On the other hand, if you happen to find mushrooms that are very large and look more mature, do not throw them out! You can certainly still use these in other ways. Older mushrooms are great for mushroom stock, sauces, dehydrated, or in mushroom powder.

Tip #7. If you do not like the taste, be sure to use your pheasant back mushrooms in other ways

As we mentioned before, not everyone is in love with the flavor of this particular mushroom. However, that does not mean all is lost, as you can still enjoy using this mushroom for other purposes.

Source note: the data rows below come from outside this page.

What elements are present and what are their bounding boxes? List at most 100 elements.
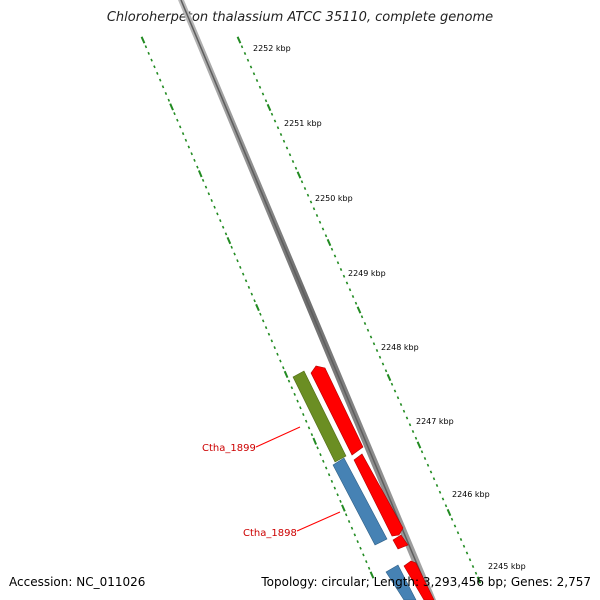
outer-tick-41: [259, 312, 262, 316]
outer-tick-45: [270, 339, 274, 343]
outer-tick-7: [161, 85, 165, 89]
ruler-tick-80: [476, 576, 482, 584]
outer-tick-5: [156, 71, 159, 75]
outer-tick-20: [197, 170, 203, 178]
outer-tick-70: [341, 504, 346, 512]
gene-label-ctha-1899[interactable]: Ctha_1899: [202, 443, 256, 454]
gene-ctha-1899[interactable]: [292, 370, 347, 463]
outer-tick-62: [319, 453, 322, 457]
ruler-tick-37: [348, 288, 352, 292]
outer-tick-63: [322, 459, 325, 463]
ruler-tick-16: [285, 146, 289, 150]
outer-tick-56: [302, 412, 305, 417]
ruler-tick-20: [296, 171, 302, 179]
outer-tick-58: [307, 426, 311, 430]
ruler-tick-11: [270, 112, 274, 116]
tick-label-2252: 2252 kbp: [253, 44, 291, 53]
ruler-tick-68: [441, 497, 445, 501]
ruler-tick-75: [462, 544, 466, 548]
ruler-tick-44: [369, 335, 373, 339]
ruler-tick-33: [336, 261, 340, 265]
ruler-tick-55: [402, 409, 406, 413]
forward-gene-4[interactable]: [403, 560, 435, 600]
outer-tick-72: [347, 519, 351, 524]
ruler-tick-18: [291, 159, 295, 164]
ruler-tick-12: [273, 119, 277, 123]
ruler-tick-76: [465, 551, 469, 555]
outer-tick-16: [187, 145, 191, 149]
ruler-tick-36: [345, 281, 349, 285]
ruler-tick-0: [236, 36, 242, 44]
forward-strand-genes: [310, 365, 435, 600]
ruler-tick-19: [294, 166, 298, 170]
outer-tick-40: [255, 303, 260, 312]
outer-tick-67: [333, 486, 337, 490]
outer-tick-75: [356, 540, 359, 544]
outer-tick-64: [324, 466, 328, 470]
ruler-tick-51: [390, 382, 394, 386]
forward-gene-3[interactable]: [392, 534, 409, 550]
forward-gene-1[interactable]: [310, 365, 364, 456]
ruler-tick-64: [429, 470, 433, 474]
reverse-gene-3[interactable]: [385, 564, 417, 600]
gene-ctha-1898[interactable]: [332, 457, 388, 546]
ruler-tick-45: [372, 342, 376, 346]
gene-label-ctha-1898[interactable]: Ctha_1898: [243, 528, 297, 539]
ruler-tick-40: [356, 306, 362, 314]
ruler-tick-21: [300, 180, 304, 184]
outer-tick-50: [283, 370, 289, 379]
genome-backbone: [178, 0, 436, 600]
outer-tick-0: [140, 36, 146, 44]
ruler-tick-62: [423, 456, 427, 461]
ruler-tick-4: [249, 65, 253, 69]
outer-tick-60: [312, 437, 318, 445]
outer-tick-3: [150, 58, 153, 62]
outer-tick-15: [184, 138, 188, 142]
ruler-tick-50: [386, 373, 392, 382]
outer-tick-38: [250, 292, 254, 296]
ruler-tick-57: [408, 423, 412, 427]
ruler-tick-56: [405, 416, 409, 420]
ruler-tick-10: [266, 103, 272, 112]
ruler-tick-74: [459, 537, 463, 542]
ruler-tick-47: [378, 355, 382, 359]
outer-tick-28: [221, 225, 225, 229]
ruler-tick-41: [360, 315, 364, 319]
tick-label-2245: 2245 kbp: [488, 562, 526, 571]
outer-tick-65: [327, 473, 331, 477]
ruler-tick-59: [414, 436, 418, 440]
tick-label-2246: 2246 kbp: [452, 490, 490, 499]
ruler-tick-58: [411, 429, 415, 434]
forward-gene-2[interactable]: [353, 453, 404, 537]
ruler-tick-29: [324, 234, 328, 238]
outer-tick-73: [350, 526, 354, 530]
ruler-tick-22: [303, 186, 307, 191]
outer-tick-71: [344, 513, 348, 517]
outer-tick-37: [247, 285, 251, 289]
ruler-tick-43: [366, 328, 370, 332]
outer-tick-53: [293, 392, 296, 396]
outer-tick-8: [164, 91, 168, 96]
outer-tick-61: [316, 446, 319, 450]
ruler-tick-13: [276, 126, 280, 130]
tick-label-2250: 2250 kbp: [315, 194, 353, 203]
outer-tick-44: [267, 332, 271, 336]
ruler-tick-61: [420, 450, 424, 454]
ruler-tick-73: [456, 531, 460, 535]
outer-tick-22: [204, 185, 208, 189]
ruler-tick-1: [240, 45, 244, 49]
outer-tick-24: [210, 198, 213, 203]
reverse-strand-genes: [292, 370, 417, 600]
outer-tick-19: [196, 165, 199, 169]
outer-tick-27: [219, 219, 222, 223]
outer-tick-1: [144, 45, 148, 49]
ruler-tick-34: [339, 267, 343, 272]
ruler-tick-53: [396, 396, 400, 400]
ruler-tick-77: [468, 558, 472, 562]
ruler-tick-31: [330, 247, 334, 251]
ruler-labels: 2252 kbp 2251 kbp 2250 kbp 2249 kbp 2248…: [253, 44, 526, 571]
outer-tick-54: [296, 399, 299, 403]
gene-labels: Ctha_1899 Ctha_1898: [202, 426, 341, 539]
ruler-tick-2: [243, 51, 247, 56]
outer-tick-76: [359, 546, 362, 550]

You can add your mushroom to stock or broth and then drain it out, obtaining the nutrients without having to eat the mushroom.

The pheasant back mushroom can be dried in the sun, in your oven, or using a dehydrator. You can then blend it into a fine powder to use as a seasoning for other dishes by adding umami to any meal. This mushroom powder is also extremely nutritional, you having it around can elevate any meal you are preparing.

Why eat mushrooms?

If you are not sold entirely on the idea of looking for pheasant back mushrooms, then you should try them at least for their health benefits.

Like other mushrooms, the pheasant back also contains a good amount of fiber, especially beta-glucans, which can help remove cholesterol from the body and reduce blood sugar. You can also get vitamin D, B vitamins, vitamin C, iron, phosphorus, potassium, copper, and selenium.

You may be familiar with some of the antioxidant and anti-inflammatory abilities that mushrooms have. The pheasant back mushroom is also a good way to prevent oxidative damage in your body. In some cases, they are also added to the diet to prevent inflammation that may lead to cell damage and illness.

Time to give the pheasant back mushroom a try!

Even though it is not the most popular of mushrooms, or even the tastiest one, the pheasant back is still a good addition to your cooking and kitchen. Try it for yourself, and you will see how much it has to offer.

As a final tip, remember to cook only the young mushrooms. Use the older ones as a seasoning or in broth, but do not eat them alone.